In 2018, the California legislature hurried a new privacy statute through the legislature at breakneck speed. The California Consumer Privacy Act (CCPA) was drafted and became law with extraordinary speed, as legislators wanted to preempt a data privacy ballot initiative.  In the past year, we’ve seen about a dozen states introduce similar measures, but (with the exception of Nevada) nothing meaningful has been signed into law. In the recent months, we’ve seen what may be a trend: ambitious privacy bills being turned into milquetoast task force authorizations. What’s going on?

Texas House Bill 4390 and Connecticut Senate Bill 1108 both started as overarching consumer protection legislation that closely resembled the CCPA. Texas HB 4390 went through revisions in both the Texas House and Senate, and was ultimately scaled back to  just create an advisory council to make recommendations for future data privacy legislation. The original version of Connecticut Senate Bill 1108 would have given consumers the same core privacy rights as California: the right to access the personal information the business has collected, delete any personal information collected from the consumer, and opt out of the sale of their personal information to third parties. The version which became a special act, however, established a task force to “study the interests consumers have in protecting their privacy and possible methods to achieve such protection in this state while not overly burdening the businesses in this state.”

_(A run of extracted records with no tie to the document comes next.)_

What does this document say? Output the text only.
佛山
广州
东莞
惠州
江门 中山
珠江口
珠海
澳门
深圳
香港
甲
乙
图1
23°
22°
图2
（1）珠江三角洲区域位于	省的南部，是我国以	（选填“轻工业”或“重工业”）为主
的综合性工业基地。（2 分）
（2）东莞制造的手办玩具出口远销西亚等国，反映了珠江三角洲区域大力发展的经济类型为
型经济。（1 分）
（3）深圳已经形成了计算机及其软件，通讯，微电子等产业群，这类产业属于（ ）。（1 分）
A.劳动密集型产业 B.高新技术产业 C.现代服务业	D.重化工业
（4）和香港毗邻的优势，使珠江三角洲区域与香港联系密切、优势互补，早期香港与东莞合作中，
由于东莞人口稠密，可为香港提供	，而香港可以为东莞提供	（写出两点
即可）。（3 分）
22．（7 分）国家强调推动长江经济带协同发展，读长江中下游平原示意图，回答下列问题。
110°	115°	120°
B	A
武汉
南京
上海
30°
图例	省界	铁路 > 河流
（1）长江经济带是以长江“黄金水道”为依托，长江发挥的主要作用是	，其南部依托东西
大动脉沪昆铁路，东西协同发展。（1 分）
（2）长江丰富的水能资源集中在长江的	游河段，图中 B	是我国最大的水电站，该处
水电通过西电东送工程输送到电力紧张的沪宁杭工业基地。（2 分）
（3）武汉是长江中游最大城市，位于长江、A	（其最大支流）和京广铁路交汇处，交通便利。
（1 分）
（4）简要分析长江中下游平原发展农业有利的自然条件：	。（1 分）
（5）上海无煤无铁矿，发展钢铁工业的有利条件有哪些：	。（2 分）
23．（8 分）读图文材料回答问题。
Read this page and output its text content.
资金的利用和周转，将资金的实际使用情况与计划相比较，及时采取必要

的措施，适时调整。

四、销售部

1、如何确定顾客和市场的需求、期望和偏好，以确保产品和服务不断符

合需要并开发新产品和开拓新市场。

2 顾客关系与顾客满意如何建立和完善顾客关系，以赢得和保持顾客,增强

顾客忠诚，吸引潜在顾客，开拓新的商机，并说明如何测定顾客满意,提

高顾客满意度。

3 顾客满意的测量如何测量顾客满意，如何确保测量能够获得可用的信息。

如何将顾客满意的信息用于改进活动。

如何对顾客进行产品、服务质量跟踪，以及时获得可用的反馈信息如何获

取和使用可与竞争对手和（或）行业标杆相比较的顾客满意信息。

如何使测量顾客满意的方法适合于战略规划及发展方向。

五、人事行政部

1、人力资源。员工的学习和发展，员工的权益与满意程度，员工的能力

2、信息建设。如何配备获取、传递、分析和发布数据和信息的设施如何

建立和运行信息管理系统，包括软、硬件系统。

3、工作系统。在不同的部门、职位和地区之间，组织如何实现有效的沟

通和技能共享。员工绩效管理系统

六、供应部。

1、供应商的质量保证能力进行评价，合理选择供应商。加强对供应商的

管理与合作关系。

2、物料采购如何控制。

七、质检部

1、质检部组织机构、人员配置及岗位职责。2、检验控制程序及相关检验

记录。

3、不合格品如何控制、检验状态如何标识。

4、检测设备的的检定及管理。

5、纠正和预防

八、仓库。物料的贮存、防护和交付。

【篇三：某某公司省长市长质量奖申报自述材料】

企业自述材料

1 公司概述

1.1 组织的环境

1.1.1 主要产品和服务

While it would be easy to cast these actions alongside the many grand initiatives punted by way of reporting requirements, studies, advisory councils and task forces, maybe these states have learned from California. Since the CCPA passed, the legislature in California has spent significant time and resources attempting to address flaws and other concerns in the state’s groundbreaking data privacy law. Mere months after its passage, SB-1121 was passed to clean up technical and grammatical errors. Maybe, just maybe, we’re not witnessing a great dithering as a result of immense lobbying, but rather the deliberative approach necessary to achieve sensible results in one of the greatest issues of our time. A guy can dream, can’t he?